In cultures committed to making everything explicit, calling for trickery in education seems suspicious. However, for better or worse, trickery is already prevalent in education. In particular, it quietly persists in assumptions it is possible and desirable to be explicit about many educational matters, including learning intentions, and knowledge of self and others. In this philosophical and autobiographical inquiry, we explore trickery's role in disrupting and exposing this presumptive transparency, and in working with the educational possibilities that then arise. In parallel, we take note that the Anthropocene is an ambiguous and undetermined situation, which promises to trick whoever seeks secure diagnoses and prescriptions of what is at stake.

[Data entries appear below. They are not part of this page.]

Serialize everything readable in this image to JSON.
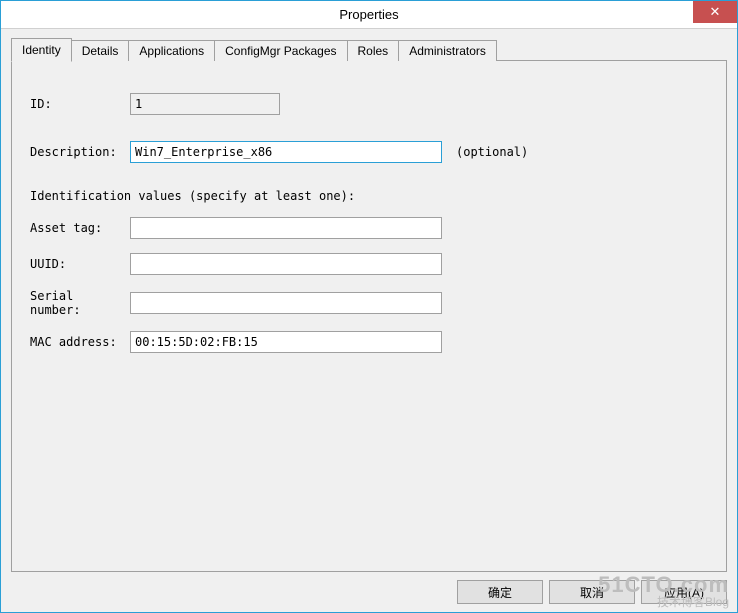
{
  "window": {
    "title": "Properties"
  },
  "tabs": {
    "identity": "Identity",
    "details": "Details",
    "applications": "Applications",
    "configmgr": "ConfigMgr Packages",
    "roles": "Roles",
    "administrators": "Administrators"
  },
  "form": {
    "id_label": "ID:",
    "id_value": "1",
    "description_label": "Description:",
    "description_value": "Win7_Enterprise_x86",
    "optional_hint": "(optional)",
    "ident_section": "Identification values (specify at least one):",
    "asset_label": "Asset tag:",
    "asset_value": "",
    "uuid_label": "UUID:",
    "uuid_value": "",
    "serial_label": "Serial number:",
    "serial_value": "",
    "mac_label": "MAC address:",
    "mac_value": "00:15:5D:02:FB:15"
  },
  "buttons": {
    "ok": "确定",
    "cancel": "取消",
    "apply": "应用(A)"
  },
  "watermark": {
    "line1": "51CTO.com",
    "line2": "技术博客Blog"
  }
}
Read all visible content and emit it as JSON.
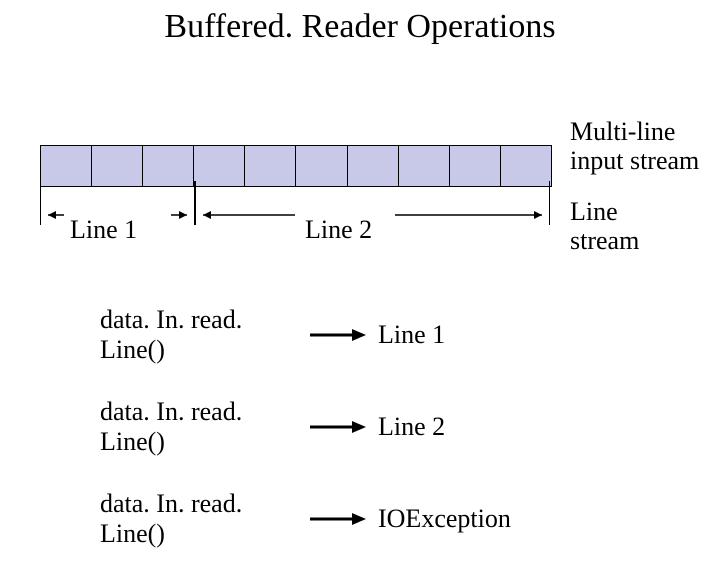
{
  "title": "Buffered. Reader Operations",
  "stream_label_line1": "Multi-line",
  "stream_label_line2": "input stream",
  "boxes": 10,
  "range1_label": "Line 1",
  "range2_label": "Line 2",
  "line_stream_label_line1": "Line",
  "line_stream_label_line2": "stream",
  "ops": [
    {
      "call": "data. In. read. Line()",
      "result": "Line 1"
    },
    {
      "call": "data. In. read. Line()",
      "result": "Line 2"
    },
    {
      "call": "data. In. read. Line()",
      "result": "IOException"
    }
  ]
}
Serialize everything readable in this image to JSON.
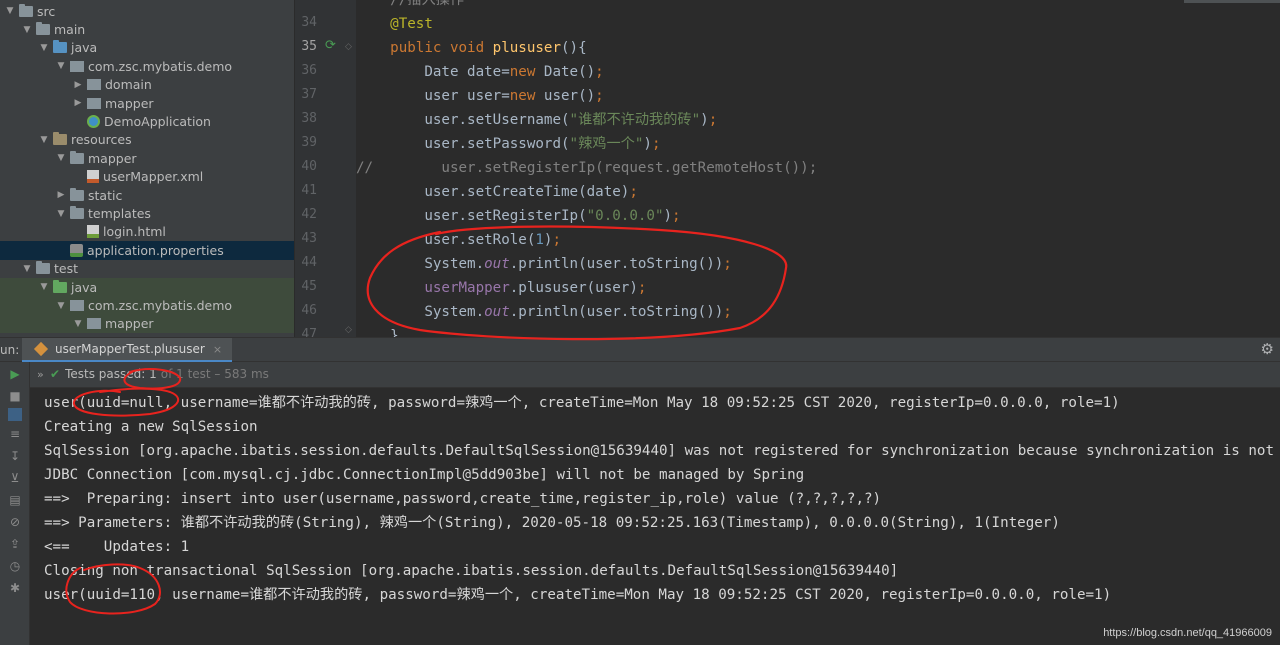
{
  "project_tree": [
    {
      "label": "src",
      "icon": "folder",
      "arrow": "down",
      "indent": 0
    },
    {
      "label": "main",
      "icon": "folder",
      "arrow": "down",
      "indent": 1
    },
    {
      "label": "java",
      "icon": "folder-blue",
      "arrow": "down",
      "indent": 2
    },
    {
      "label": "com.zsc.mybatis.demo",
      "icon": "pkg",
      "arrow": "down",
      "indent": 3
    },
    {
      "label": "domain",
      "icon": "pkg",
      "arrow": "right",
      "indent": 4
    },
    {
      "label": "mapper",
      "icon": "pkg",
      "arrow": "right",
      "indent": 4
    },
    {
      "label": "DemoApplication",
      "icon": "spring",
      "arrow": "none",
      "indent": 4
    },
    {
      "label": "resources",
      "icon": "folder-res",
      "arrow": "down",
      "indent": 2
    },
    {
      "label": "mapper",
      "icon": "folder",
      "arrow": "down",
      "indent": 3
    },
    {
      "label": "userMapper.xml",
      "icon": "xml",
      "arrow": "none",
      "indent": 4
    },
    {
      "label": "static",
      "icon": "folder",
      "arrow": "right",
      "indent": 3
    },
    {
      "label": "templates",
      "icon": "folder",
      "arrow": "down",
      "indent": 3
    },
    {
      "label": "login.html",
      "icon": "html",
      "arrow": "none",
      "indent": 4
    },
    {
      "label": "application.properties",
      "icon": "props",
      "arrow": "none",
      "indent": 3,
      "selected": true
    },
    {
      "label": "test",
      "icon": "folder",
      "arrow": "down",
      "indent": 1
    },
    {
      "label": "java",
      "icon": "folder-green",
      "arrow": "down",
      "indent": 2,
      "green": true
    },
    {
      "label": "com.zsc.mybatis.demo",
      "icon": "pkg",
      "arrow": "down",
      "indent": 3,
      "green": true
    },
    {
      "label": "mapper",
      "icon": "pkg",
      "arrow": "down",
      "indent": 4,
      "green": true
    }
  ],
  "line_numbers": [
    "34",
    "35",
    "36",
    "37",
    "38",
    "39",
    "40",
    "41",
    "42",
    "43",
    "44",
    "45",
    "46",
    "47"
  ],
  "code_lines": [
    [
      {
        "t": "    ",
        "c": ""
      },
      {
        "t": "//插入操作",
        "c": "c"
      }
    ],
    [
      {
        "t": "    ",
        "c": ""
      },
      {
        "t": "@Test",
        "c": "a"
      }
    ],
    [
      {
        "t": "    ",
        "c": ""
      },
      {
        "t": "public void ",
        "c": "k"
      },
      {
        "t": "plususer",
        "c": "f"
      },
      {
        "t": "(){",
        "c": ""
      }
    ],
    [
      {
        "t": "        Date date=",
        "c": ""
      },
      {
        "t": "new ",
        "c": "k"
      },
      {
        "t": "Date()",
        "c": ""
      },
      {
        "t": ";",
        "c": "k"
      }
    ],
    [
      {
        "t": "        user user=",
        "c": ""
      },
      {
        "t": "new ",
        "c": "k"
      },
      {
        "t": "user()",
        "c": ""
      },
      {
        "t": ";",
        "c": "k"
      }
    ],
    [
      {
        "t": "        user.setUsername(",
        "c": ""
      },
      {
        "t": "\"谁都不许动我的砖\"",
        "c": "s"
      },
      {
        "t": ")",
        "c": ""
      },
      {
        "t": ";",
        "c": "k"
      }
    ],
    [
      {
        "t": "        user.setPassword(",
        "c": ""
      },
      {
        "t": "\"辣鸡一个\"",
        "c": "s"
      },
      {
        "t": ")",
        "c": ""
      },
      {
        "t": ";",
        "c": "k"
      }
    ],
    [
      {
        "t": "//        user.setRegisterIp(request.getRemoteHost());",
        "c": "c"
      }
    ],
    [
      {
        "t": "        user.setCreateTime(date)",
        "c": ""
      },
      {
        "t": ";",
        "c": "k"
      }
    ],
    [
      {
        "t": "        user.setRegisterIp(",
        "c": ""
      },
      {
        "t": "\"0.0.0.0\"",
        "c": "s"
      },
      {
        "t": ")",
        "c": ""
      },
      {
        "t": ";",
        "c": "k"
      }
    ],
    [
      {
        "t": "        user.setRole(",
        "c": ""
      },
      {
        "t": "1",
        "c": "n"
      },
      {
        "t": ")",
        "c": ""
      },
      {
        "t": ";",
        "c": "k"
      }
    ],
    [
      {
        "t": "        System.",
        "c": ""
      },
      {
        "t": "out",
        "c": "i"
      },
      {
        "t": ".println(user.toString())",
        "c": ""
      },
      {
        "t": ";",
        "c": "k"
      }
    ],
    [
      {
        "t": "        ",
        "c": ""
      },
      {
        "t": "userMapper",
        "c": "m"
      },
      {
        "t": ".plususer(user)",
        "c": ""
      },
      {
        "t": ";",
        "c": "k"
      }
    ],
    [
      {
        "t": "        System.",
        "c": ""
      },
      {
        "t": "out",
        "c": "i"
      },
      {
        "t": ".println(user.toString())",
        "c": ""
      },
      {
        "t": ";",
        "c": "k"
      }
    ],
    [
      {
        "t": "    }",
        "c": ""
      }
    ]
  ],
  "run_window": {
    "label": "un:",
    "tab_label": "userMapperTest.plususer",
    "tab_close": "×",
    "status_passed": "Tests passed: 1",
    "status_detail": "of 1 test – 583 ms"
  },
  "console_lines": [
    "user(uuid=null, username=谁都不许动我的砖, password=辣鸡一个, createTime=Mon May 18 09:52:25 CST 2020, registerIp=0.0.0.0, role=1)",
    "Creating a new SqlSession",
    "SqlSession [org.apache.ibatis.session.defaults.DefaultSqlSession@15639440] was not registered for synchronization because synchronization is not active",
    "JDBC Connection [com.mysql.cj.jdbc.ConnectionImpl@5dd903be] will not be managed by Spring",
    "==>  Preparing: insert into user(username,password,create_time,register_ip,role) value (?,?,?,?,?)",
    "==> Parameters: 谁都不许动我的砖(String), 辣鸡一个(String), 2020-05-18 09:52:25.163(Timestamp), 0.0.0.0(String), 1(Integer)",
    "<==    Updates: 1",
    "Closing non transactional SqlSession [org.apache.ibatis.session.defaults.DefaultSqlSession@15639440]",
    "user(uuid=110, username=谁都不许动我的砖, password=辣鸡一个, createTime=Mon May 18 09:52:25 CST 2020, registerIp=0.0.0.0, role=1)"
  ],
  "watermark": "https://blog.csdn.net/qq_41966009",
  "colors": {
    "annotation": "#e8231e",
    "keyword": "#cc7832",
    "string": "#6a8759",
    "test_passed": "#499c54"
  }
}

There are therefore confluences between disrupting explicitification in classroom ecologies and ecologies of the broader world. Suspicious of habits that foreclose people's ability to respond to events as they arise, trickery surfaces and engage ambiguities, contradictions, and potentials inherent in the invisible and assumed. Despite such antics, the trickster is no mere jokester. As she deals in duplicity, confusion, and concealment, she attends evermore carefully to sincerity, trust, and revelation, to the freedom of people and planet, and to the ongoing threats and promises of a perpetual return to harmony.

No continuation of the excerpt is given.